Но Никита теперь с подозрением относился к любого рода гонкам. Он помнил свои метания по призрачной пустыне – когда лежал в коме, он помнил, как постоянно куда-то стремился даже в забытьи. Его тогда спасло только одно – решение остановиться. Не гнать вперед. И лишь это помогло ему вырваться из пустынного плена, из безвременья забытья…
«Я всю жизнь мчался. Мчался, как оказывается, к собственной смерти. Я очнулся только потому, что решил остановиться». Возможно, это было самовнушение. Тут ведь в его чудесном выздоровлении, помимо мистики, было еще и мастерство хирурга, и уход доброй медсестры…
Но Никита упорно продолжал верить в знаки судьбы.
Надо остановиться. Остаться. Так твердило его подсознание…
И Раевский остался в этом маленьком, богом забытом приграничном городишке. У него была теперь цель – отремонтировать «Ласточку». Ведь это же несправедливо – и штурмана потерять, и машину, отдать их всех безжалостной пустыне… Нетушки! Уж джип он свой починит. Хоть что-то сделает. Леху не спасти, так хоть «Ласточку»…
Или дело было только в Дине, той самой доброй медсестре?
Когда Никита думал о ней, он забывал обо всем прочем.
Сколь Раевский ни старался, он не мог на нее злиться. Если и злился – то только потому, что она не ответила ему взаимностью. Он-то к ней всерьез был расположен, а у нее, оказывается, были какие-то свои, корыстные женские мотивы…
Ребенок. Она сказала, что хочет ребенка. Что только поэтому она отдалась Никите там, на заднем дворике. Непонятно только, зачем ей понадобился именно Никита – как будто в городе других мужчин нет!
Хотя это и понятно – ведь она собиралась скрыть ото всех правду. Поставить несговорчивого мужа перед фактом, и все тут.

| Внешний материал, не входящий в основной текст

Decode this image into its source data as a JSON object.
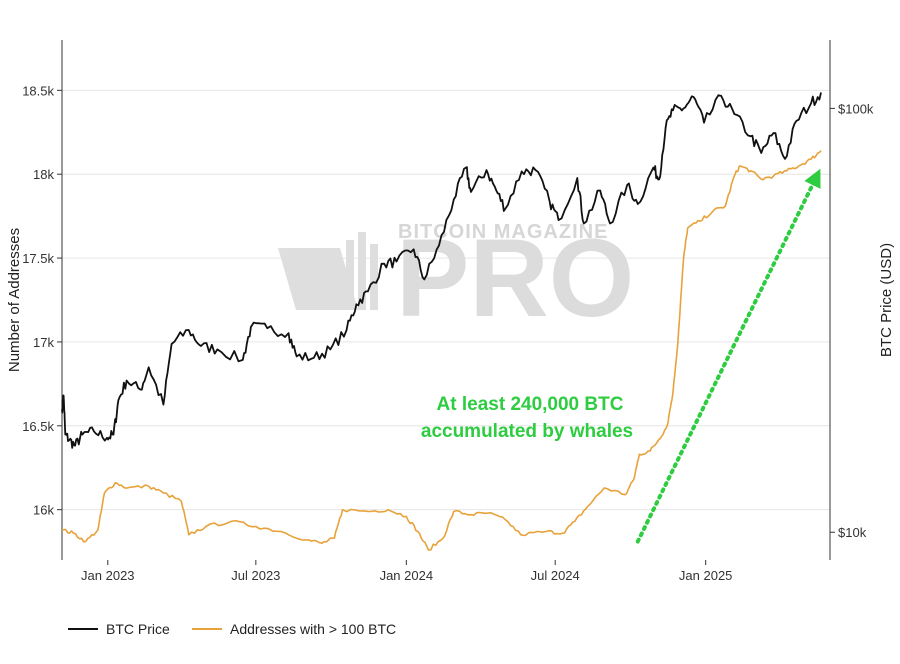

Но эти ее глаза, покрытые пеленой страсти, ее подрагивающие губы… В них никакого расчета не было. Одно желание. Верно, она, Дина, тоже брела до того по пустыне – навстречу ему, Никите, его рукам и губам. Столько жажды было в ней…
За две недели Никита с Артуром почти починили «Ласточку» – остались лишь какие-то мелкие недоработки.
И за это же время Раевский сумел усмирить себя, свою гордыню, и решил вновь встретиться с Диной.
Опять было раннее утро, прохладное, свежее, чистое. В местах, где пустыня близко, хоть и жарко, но воздух зато сухой, дышать им легко.
В переулке, выходящем на площадь, Никита устроил засаду. Сел в тени старого карагача, на полуразрушенный каменный забор. Наверное, где-то неподалеку рос абрикос – потому что сладковатый, пряный запах настойчиво лез в ноздри.
Потом вдалеке, в самом начале длинной, узкой улочки, появилась Дина. Никита угадал ее сразу. Только увидел силуэт, движущийся сквозь переплетение солнечных лучей и тени, которую отбрасывал забор, – сразу дыхание перехватило.
В длинном светлом платье, какой-то платок на плечах… Волосы ее – темные, вьющиеся на концах, были подхвачены сверху, а сзади и по бокам струились свободно, изгибаясь полукольцами. Темные очки. Легкая походка.
В ней, в Дине, все было так изящно и одновременно так просто…
Она почти дошла до того места, где сидел Никита. Подняла голову, вздрогнула, одной рукой сжала концы платка у себя на груди.
– Здравствуй, Дина, – сказал он.
– Ты еще здесь?.. – произнесла та упавшим голосом. – Но зачем?